In 2025, Banu recorded a same-store sales growth rate of 4.8%, and the table turnover rate increased from about 3.2 times/day last year to 3.6 times/day. At a time when the industry is generally facing price wars and intensified competition for foot traffic, the positive growth in these two indicators shows it has maintained strong brand stickiness among its target customer base.
It should be pointed out that for full-service hotpot restaurants focusing on high-quality experience and high per customer spend, a table turnover rate of 3.6 times/day is close to the critical point balancing experience and efficiency, and within a healthy range. Compared to mass-market fast-food restaurants that pursue extreme turnover, high-end dining with excessive turnover often means sacrificing the dining experience for customers.

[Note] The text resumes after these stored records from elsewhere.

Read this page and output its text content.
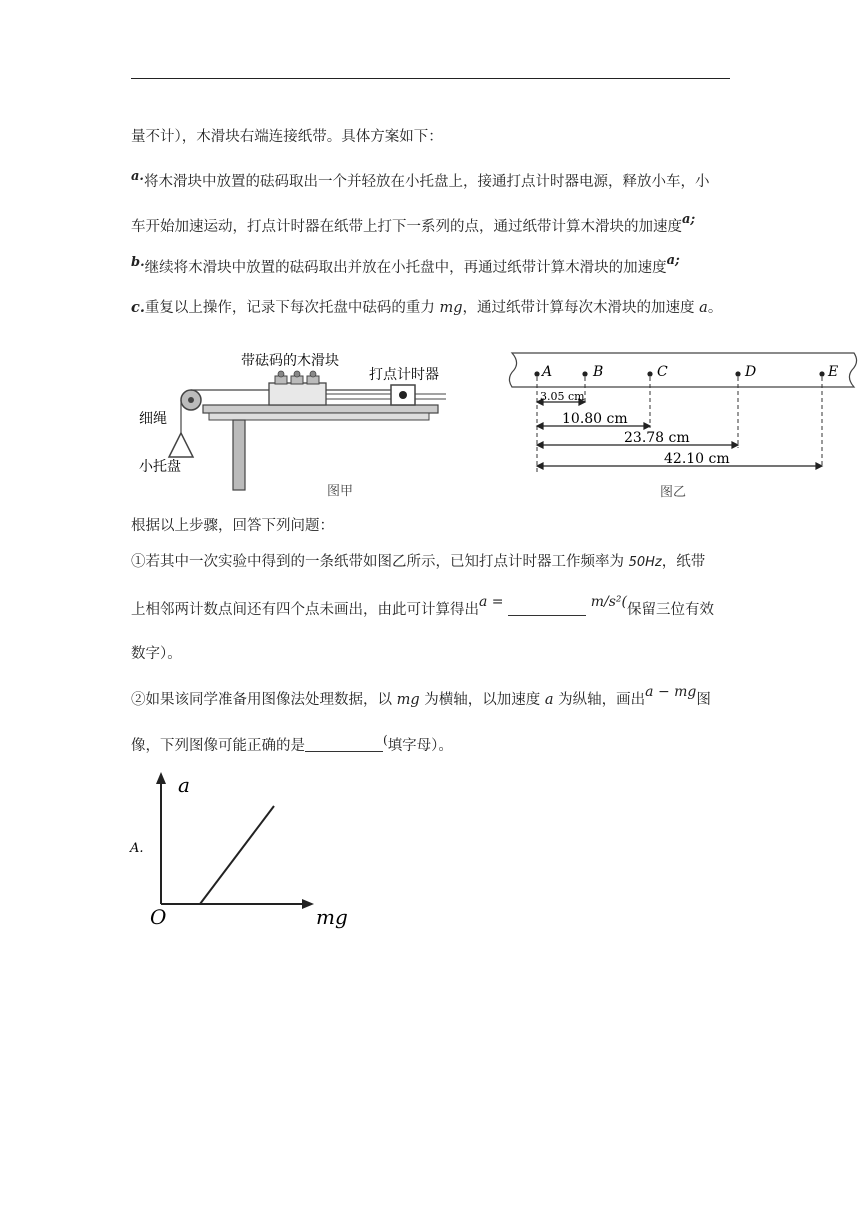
量不计），木滑块右端连接纸带。具体方案如下：
a.将木滑块中放置的砝码取出一个并轻放在小托盘上，接通打点计时器电源，释放小车，小
车开始加速运动，打点计时器在纸带上打下一系列的点，通过纸带计算木滑块的加速度a;
b.继续将木滑块中放置的砝码取出并放在小托盘中，再通过纸带计算木滑块的加速度a;
c.重复以上操作，记录下每次托盘中砝码的重力 mg，通过纸带计算每次木滑块的加速度 a。
带砝码的木滑块
打点计时器
细绳
小托盘
图甲
A	B	C	D	E
3.05 cm
10.80 cm
23.78 cm
42.10 cm
图乙
根据以上步骤，回答下列问题：
①若其中一次实验中得到的一条纸带如图乙所示，已知打点计时器工作频率为 50Hz，纸带
上相邻两计数点间还有四个点未画出，由此可计算得出a =	m/s²(保留三位有效
数字）。
②如果该同学准备用图像法处理数据，以 mg 为横轴，以加速度 a 为纵轴，画出a − mg图
像，下列图像可能正确的是	(填字母）。
A.
a
mg
O
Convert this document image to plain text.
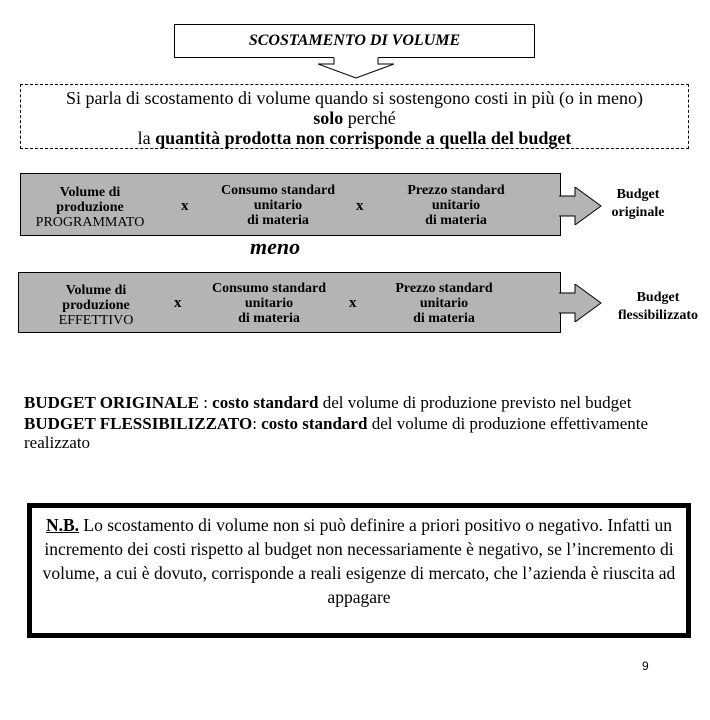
SCOSTAMENTO DI VOLUME
Si parla di scostamento di volume quando si sostengono costi in più (o in meno)
solo perché
la quantità prodotta non corrisponde a quella del budget
Volume di
produzione
PROGRAMMATO
x
Consumo standard
unitario
di materia
x
Prezzo standard
unitario
di materia
Budget
originale
meno
Volume di
produzione
EFFETTIVO
x
Consumo standard
unitario
di materia
x
Prezzo standard
unitario
di materia
Budget
flessibilizzato

BUDGET ORIGINALE : costo standard del volume di produzione previsto nel budget

BUDGET FLESSIBILIZZATO: costo standard del volume di produzione effettivamente realizzato

N.B. Lo scostamento di volume non si può definire a priori positivo o negativo. Infatti un incremento dei costi rispetto al budget non necessariamente è negativo, se l’incremento di volume, a cui è dovuto, corrisponde a reali esigenze di mercato, che l’azienda è riuscita ad appagare
9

Therefore, a turnover rate of 3.6 times may already be close to the optimal single-store model critical point under this brand positioning. Looking ahead, if Banu wants to continue to raise single-store revenue, rather than further squeezing turnover rate, it is more practical to increase per customer spend through new product launches or increase seating rates during non-peak hours.
In addition to endogenous growth, external expansion is currently the most direct driving force for Banu's revenue scale. The prospectus reveals that the number of new stores opened by the brand in 2023, 2024, and 2025 were 25, 35, and 44 respectively, showing a clear annual increase.

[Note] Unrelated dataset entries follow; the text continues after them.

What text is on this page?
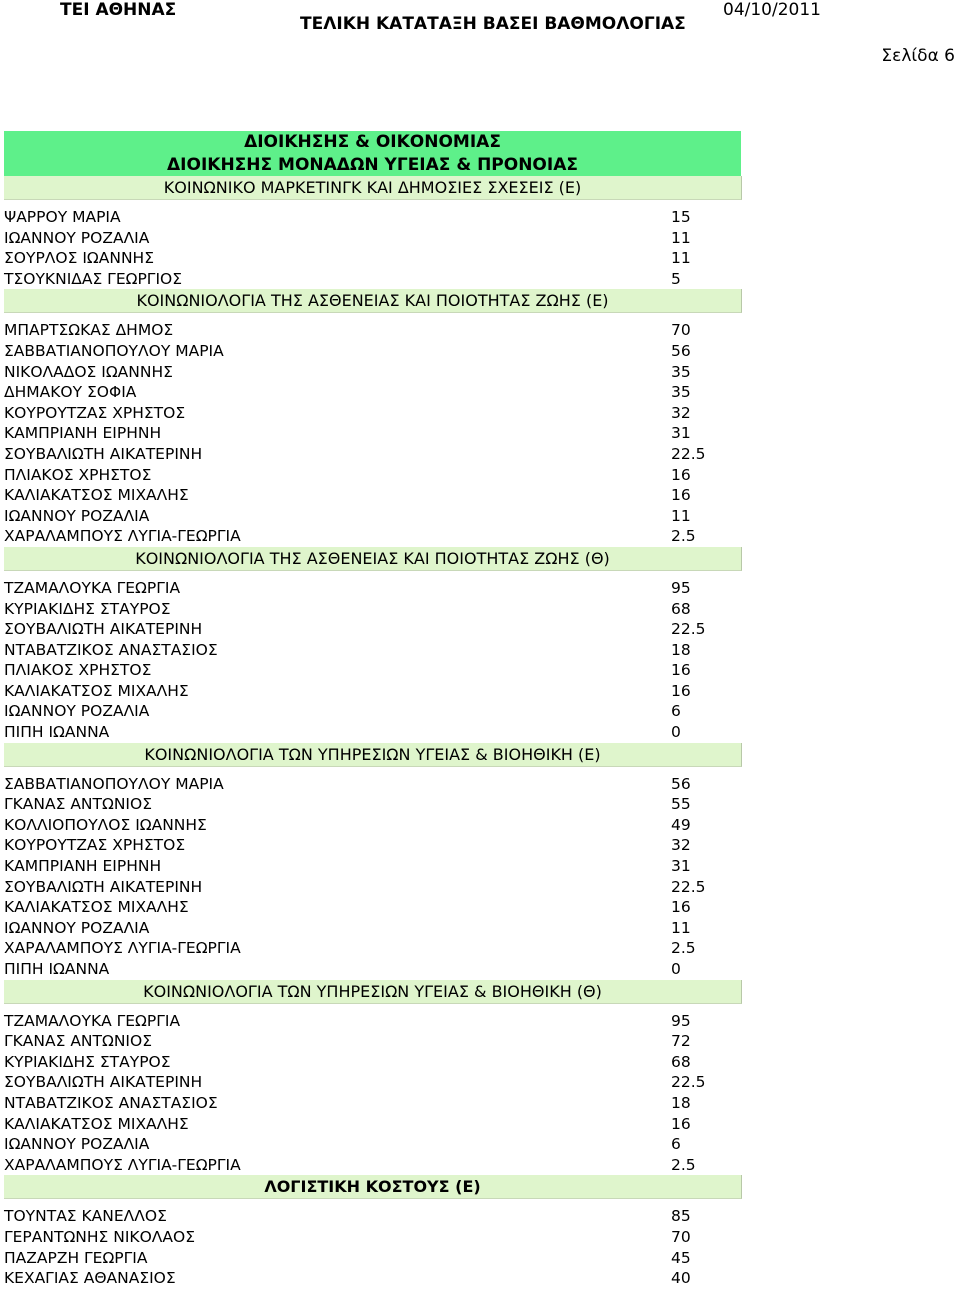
ΤΕΙ ΑΘΗΝΑΣ
ΤΕΛΙΚΗ ΚΑΤΑΤΑΞΗ ΒΑΣΕΙ ΒΑΘΜΟΛΟΓΙΑΣ
04/10/2011
Σελίδα 6
ΔΙΟΙΚΗΣΗΣ & ΟΙΚΟΝΟΜΙΑΣ
ΔΙΟΙΚΗΣΗΣ ΜΟΝΑΔΩΝ ΥΓΕΙΑΣ & ΠΡΟΝΟΙΑΣ
ΚΟΙΝΩΝΙΚΟ ΜΑΡΚΕΤΙΝΓΚ ΚΑΙ ΔΗΜΟΣΙΕΣ ΣΧΕΣΕΙΣ (Ε)
ΨΑΡΡΟΥ ΜΑΡΙΑ	15
ΙΩΑΝΝΟΥ ΡΟΖΑΛΙΑ	11
ΣΟΥΡΛΟΣ ΙΩΑΝΝΗΣ	11
ΤΣΟΥΚΝΙΔΑΣ ΓΕΩΡΓΙΟΣ	5
ΚΟΙΝΩΝΙΟΛΟΓΙΑ ΤΗΣ ΑΣΘΕΝΕΙΑΣ ΚΑΙ ΠΟΙΟΤΗΤΑΣ ΖΩΗΣ (Ε)
ΜΠΑΡΤΣΩΚΑΣ ΔΗΜΟΣ	70
ΣΑΒΒΑΤΙΑΝΟΠΟΥΛΟΥ ΜΑΡΙΑ	56
ΝΙΚΟΛΑΔΟΣ ΙΩΑΝΝΗΣ	35
ΔΗΜΑΚΟΥ ΣΟΦΙΑ	35
ΚΟΥΡΟΥΤΖΑΣ ΧΡΗΣΤΟΣ	32
ΚΑΜΠΡΙΑΝΗ ΕΙΡΗΝΗ	31
ΣΟΥΒΑΛΙΩΤΗ ΑΙΚΑΤΕΡΙΝΗ	22.5
ΠΛΙΑΚΟΣ ΧΡΗΣΤΟΣ	16
ΚΑΛΙΑΚΑΤΣΟΣ ΜΙΧΑΛΗΣ	16
ΙΩΑΝΝΟΥ ΡΟΖΑΛΙΑ	11
ΧΑΡΑΛΑΜΠΟΥΣ ΛΥΓΙΑ-ΓΕΩΡΓΙΑ	2.5
ΚΟΙΝΩΝΙΟΛΟΓΙΑ ΤΗΣ ΑΣΘΕΝΕΙΑΣ ΚΑΙ ΠΟΙΟΤΗΤΑΣ ΖΩΗΣ (Θ)
ΤΖΑΜΑΛΟΥΚΑ ΓΕΩΡΓΙΑ	95
ΚΥΡΙΑΚΙΔΗΣ ΣΤΑΥΡΟΣ	68
ΣΟΥΒΑΛΙΩΤΗ ΑΙΚΑΤΕΡΙΝΗ	22.5
ΝΤΑΒΑΤΖΙΚΟΣ ΑΝΑΣΤΑΣΙΟΣ	18
ΠΛΙΑΚΟΣ ΧΡΗΣΤΟΣ	16
ΚΑΛΙΑΚΑΤΣΟΣ ΜΙΧΑΛΗΣ	16
ΙΩΑΝΝΟΥ ΡΟΖΑΛΙΑ	6
ΠΙΠΗ ΙΩΑΝΝΑ	0
ΚΟΙΝΩΝΙΟΛΟΓΙΑ ΤΩΝ ΥΠΗΡΕΣΙΩΝ ΥΓΕΙΑΣ & ΒΙΟΗΘΙΚΗ (Ε)
ΣΑΒΒΑΤΙΑΝΟΠΟΥΛΟΥ ΜΑΡΙΑ	56
ΓΚΑΝΑΣ ΑΝΤΩΝΙΟΣ	55
ΚΟΛΛΙΟΠΟΥΛΟΣ ΙΩΑΝΝΗΣ	49
ΚΟΥΡΟΥΤΖΑΣ ΧΡΗΣΤΟΣ	32
ΚΑΜΠΡΙΑΝΗ ΕΙΡΗΝΗ	31
ΣΟΥΒΑΛΙΩΤΗ ΑΙΚΑΤΕΡΙΝΗ	22.5
ΚΑΛΙΑΚΑΤΣΟΣ ΜΙΧΑΛΗΣ	16
ΙΩΑΝΝΟΥ ΡΟΖΑΛΙΑ	11
ΧΑΡΑΛΑΜΠΟΥΣ ΛΥΓΙΑ-ΓΕΩΡΓΙΑ	2.5
ΠΙΠΗ ΙΩΑΝΝΑ	0
ΚΟΙΝΩΝΙΟΛΟΓΙΑ ΤΩΝ ΥΠΗΡΕΣΙΩΝ ΥΓΕΙΑΣ & ΒΙΟΗΘΙΚΗ (Θ)
ΤΖΑΜΑΛΟΥΚΑ ΓΕΩΡΓΙΑ	95
ΓΚΑΝΑΣ ΑΝΤΩΝΙΟΣ	72
ΚΥΡΙΑΚΙΔΗΣ ΣΤΑΥΡΟΣ	68
ΣΟΥΒΑΛΙΩΤΗ ΑΙΚΑΤΕΡΙΝΗ	22.5
ΝΤΑΒΑΤΖΙΚΟΣ ΑΝΑΣΤΑΣΙΟΣ	18
ΚΑΛΙΑΚΑΤΣΟΣ ΜΙΧΑΛΗΣ	16
ΙΩΑΝΝΟΥ ΡΟΖΑΛΙΑ	6
ΧΑΡΑΛΑΜΠΟΥΣ ΛΥΓΙΑ-ΓΕΩΡΓΙΑ	2.5
ΛΟΓΙΣΤΙΚΗ ΚΟΣΤΟΥΣ (Ε)
ΤΟΥΝΤΑΣ ΚΑΝΕΛΛΟΣ	85
ΓΕΡΑΝΤΩΝΗΣ ΝΙΚΟΛΑΟΣ	70
ΠΑΖΑΡΖΗ ΓΕΩΡΓΙΑ	45
ΚΕΧΑΓΙΑΣ ΑΘΑΝΑΣΙΟΣ	40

The opening of 44 new stores in 2025 is not only Banu's peak expansion in recent years, but also tests the company's cash flow and talent reserves. Generally, large-scale expansion under the direct operation model brings huge capital expenditures, and new stores often have ramp-up periods of several months, initially dragging down overall profit margins.
Nevertheless, Banu maintained a same-store growth of 4.8% and profit growth of 88.7% in the same year as its record store openings, indicating that most new stores in 2025 were accurately located, ramp-up periods were extremely short, or the profitability of existing stores was strong enough to largely offset the impact of new stores.
At the same time, the accelerated pace of expansion also brings medium- and long-term concerns. As core locations in first- and second-tier cities gradually saturate, maintaining the current scale of expansion may require penetrating into lower-tier cities or peripheral commercial districts. Can the high per customer spend model remain sustainable in these markets? Will store densification dilute traffic in existing stores? These are cyclical challenges that all chain restaurant brands entering maturity must overcome.
Overall, the updated prospectus shows Banu as a fundamentally solid, rising direct-operated restaurant candidate. Yet, in the current Hong Kong stock market where valuations for consumer assets are becoming rational, investors will examine its risk resilience more rigorously. Banu needs to prove to the capital market that its "high per customer spend + stable turnover + accelerated expansion" growth flywheel can remain unaltered throughout longer macroeconomic cycles.